The pandemonium caused by the WannaCry cyber attack was sadly all too predictable.
WannaCry has the hallmarks of an amateur heist as opposed to the actions of a state actor or a sophisticated crime gang. The presence of a kill switch coded into the malware suggests a lack of resolve not usually associated with the organised crime gangs, state sponsored and politically focused privateers or state actors. The attack was not targeted. The estimated return from the attack barely topped $100,000 - higher league players generally play for higher stakes.
So, the chaos was the result of a relatively unsophisticated attack. But what lessons should be learned from it?
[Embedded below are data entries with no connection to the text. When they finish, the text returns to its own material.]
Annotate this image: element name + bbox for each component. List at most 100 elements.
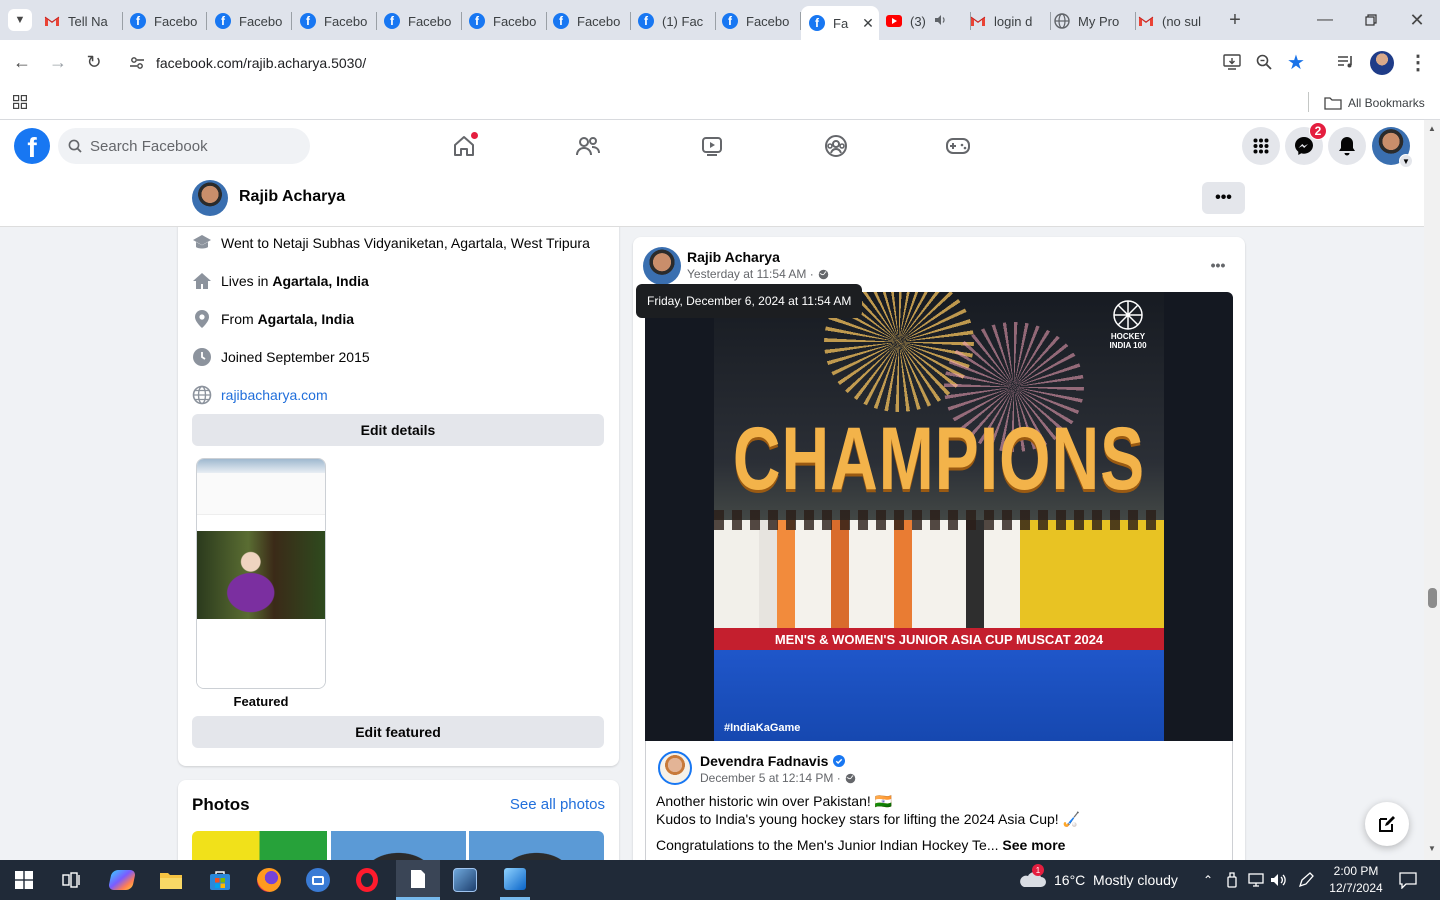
install-app-icon[interactable] <box>1220 50 1244 74</box>
clock-area[interactable]: 2:00 PM 12/7/2024 <box>1322 863 1390 897</box>
browser-tab[interactable]: f Facebo <box>722 8 796 34</box>
close-tab-icon[interactable]: ✕ <box>862 15 874 32</box>
browser-tab[interactable]: f Facebo <box>130 8 204 34</box>
volume-icon[interactable] <box>1265 866 1293 894</box>
post-image[interactable]: HOCKEY INDIA 100 CHAMPIONS MEN'S & WOMEN… <box>645 292 1233 741</box>
menu-grid-button[interactable] <box>1242 127 1280 165</box>
post-options-button[interactable]: ••• <box>1205 255 1231 275</box>
new-message-button[interactable] <box>1365 802 1409 846</box>
start-button[interactable] <box>10 866 38 894</box>
profile-name[interactable]: Rajib Acharya <box>239 188 345 206</box>
browser-tab[interactable]: (no sul <box>1138 8 1212 34</box>
post-time-text[interactable]: Yesterday at 11:54 AM · <box>687 267 814 281</box>
restore-button[interactable] <box>1358 8 1384 32</box>
firefox-icon[interactable] <box>255 866 283 894</box>
messenger-button[interactable]: 2 <box>1285 122 1327 165</box>
browser-tab[interactable]: Tell Na <box>44 8 118 34</box>
tab-title[interactable]: Facebo <box>154 14 197 29</box>
shared-author-avatar[interactable] <box>658 751 692 785</box>
pen-menu-icon[interactable] <box>1292 866 1320 894</box>
edit-details-button[interactable]: Edit details <box>192 414 604 446</box>
photos-app-icon[interactable] <box>500 860 530 900</box>
browser-tab[interactable]: f Facebo <box>384 8 458 34</box>
scroll-up-arrow[interactable]: ▲ <box>1428 124 1436 133</box>
tab-title[interactable]: Facebo <box>493 14 536 29</box>
reload-button[interactable]: ↻ <box>82 50 106 74</box>
facebook-logo-icon[interactable]: f <box>14 128 50 164</box>
post-author-avatar[interactable] <box>643 247 681 285</box>
tab-title[interactable]: (1) Fac <box>662 14 703 29</box>
tab-title[interactable]: Fa <box>833 16 848 31</box>
all-bookmarks-button[interactable]: All Bookmarks <box>1324 92 1425 114</box>
notepad-icon[interactable] <box>396 860 440 900</box>
opera-icon[interactable] <box>353 866 381 894</box>
tab-title[interactable]: Facebo <box>324 14 367 29</box>
search-input[interactable]: Search Facebook <box>90 138 208 155</box>
website-link[interactable]: rajibacharya.com <box>221 387 328 403</box>
zoom-icon[interactable] <box>1252 50 1276 74</box>
close-window-button[interactable]: ✕ <box>1404 8 1430 32</box>
post-author-name[interactable]: Rajib Acharya <box>687 249 780 265</box>
notification-center-icon[interactable] <box>1394 866 1422 894</box>
microsoft-store-icon[interactable] <box>206 866 234 894</box>
minimize-button[interactable]: — <box>1312 8 1338 32</box>
bookmark-star-icon[interactable]: ★ <box>1284 50 1308 74</box>
notifications-button[interactable] <box>1328 127 1366 165</box>
tab-search-button[interactable]: ▼ <box>8 9 32 31</box>
tab-title[interactable]: My Pro <box>1078 14 1119 29</box>
media-controls-icon[interactable] <box>1334 50 1358 74</box>
tab-title[interactable]: Facebo <box>577 14 620 29</box>
see-all-photos-link[interactable]: See all photos <box>510 796 605 813</box>
from-place[interactable]: Agartala, India <box>258 311 354 327</box>
weather-text[interactable]: 16°C Mostly cloudy <box>1054 872 1178 888</box>
tab-title[interactable]: Tell Na <box>68 14 108 29</box>
browser-tab[interactable]: (3) <box>886 8 960 34</box>
photo-thumb[interactable] <box>192 831 327 860</box>
task-view-icon[interactable] <box>58 866 86 894</box>
browser-tab[interactable]: f Facebo <box>300 8 374 34</box>
see-more-link[interactable]: See more <box>1002 837 1065 853</box>
lives-place[interactable]: Agartala, India <box>272 273 368 289</box>
browser-profile-avatar[interactable] <box>1370 51 1394 75</box>
post-timestamp[interactable]: Yesterday at 11:54 AM · <box>687 267 829 281</box>
browser-tab[interactable]: f Fa ✕ <box>801 6 879 40</box>
site-settings-icon[interactable] <box>126 55 148 71</box>
tab-title[interactable]: Facebo <box>239 14 282 29</box>
back-button[interactable]: ← <box>10 50 34 74</box>
url-text[interactable]: facebook.com/rajib.acharya.5030/ <box>156 55 366 71</box>
all-bookmarks-label[interactable]: All Bookmarks <box>1348 96 1425 110</box>
weather-widget[interactable]: 1 16°C Mostly cloudy <box>1018 864 1178 893</box>
shared-time-text[interactable]: December 5 at 12:14 PM · <box>700 771 841 785</box>
nav-groups-tab[interactable] <box>812 124 860 168</box>
forward-button[interactable]: → <box>46 50 70 74</box>
nav-friends-tab[interactable] <box>564 124 612 168</box>
featured-thumbnail[interactable] <box>196 458 326 689</box>
page-scrollbar[interactable]: ▲ ▼ <box>1424 120 1440 860</box>
profile-avatar[interactable] <box>192 180 228 216</box>
tab-title[interactable]: (3) <box>910 14 926 29</box>
browser-tab[interactable]: f (1) Fac <box>638 8 712 34</box>
browser-menu-icon[interactable]: ⋮ <box>1406 50 1430 74</box>
photo-thumb[interactable] <box>469 831 604 860</box>
snipping-tool-icon[interactable] <box>451 866 479 894</box>
tab-title[interactable]: Facebo <box>746 14 789 29</box>
browser-tab[interactable]: f Facebo <box>469 8 543 34</box>
search-box[interactable]: Search Facebook <box>58 128 310 164</box>
profile-more-button[interactable]: ••• <box>1202 182 1245 214</box>
nav-home-tab[interactable] <box>440 124 488 168</box>
browser-tab[interactable]: My Pro <box>1054 8 1128 34</box>
edit-featured-button[interactable]: Edit featured <box>192 716 604 748</box>
tab-title[interactable]: (no sul <box>1162 14 1201 29</box>
account-avatar[interactable]: ▼ <box>1372 127 1413 168</box>
photo-thumb[interactable] <box>331 831 466 860</box>
tab-title[interactable]: Facebo <box>408 14 451 29</box>
browser-tab[interactable]: f Facebo <box>215 8 289 34</box>
scroll-down-arrow[interactable]: ▼ <box>1428 844 1436 853</box>
nav-gaming-tab[interactable] <box>934 124 982 168</box>
file-explorer-icon[interactable] <box>157 866 185 894</box>
tab-title[interactable]: login d <box>994 14 1032 29</box>
shared-timestamp[interactable]: December 5 at 12:14 PM · <box>700 771 856 785</box>
copilot-icon[interactable] <box>107 866 137 894</box>
speaker-icon[interactable] <box>934 14 948 29</box>
omnibox[interactable]: facebook.com/rajib.acharya.5030/ <box>120 46 1320 80</box>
Lesson One - Microsoft was aware of the vulnerability in its XP operating system and had issued a security patch in March this year. Had the patch been installed WannaCry would not have gained access to the relevant systems. Review your anti-malware software and ensure it is up to date and kept up to date and don’t delay on the installation of patches.
Lesson Two - The impact of a ransomware attack can be mitigated if you have backed up key information and files. If you can purge your system of malware and then readily access your backed up data the time taken to restore operations can be materially reduced. So, review and improve your policy for the secure backing up of data.
Lesson Three - The FTSE 350 Survey of May last year indicated only 10% of the responding companies having formal cyber training for staff and only 24% having any cyber specific policy. The Survey has suggested that up to 80% of the cyber incidents declared in the responses could have been avoided by having basic cyber resilience measures in place. Do the basics. Implementing measures to meet the Government's Cyber Essentials scheme will achieve the baseline of improved cyber resilience and the cost and effort of doing so is low.
Lesson Four - Do something soon. According to a survey run by Barkly in December 2016, 52% of organizations that suffered successful cyber-attacks in 2016 were not intending to make any changes to their security in 2017. Surely the old adage of once bitten twice shy been ignored continues to be sensible?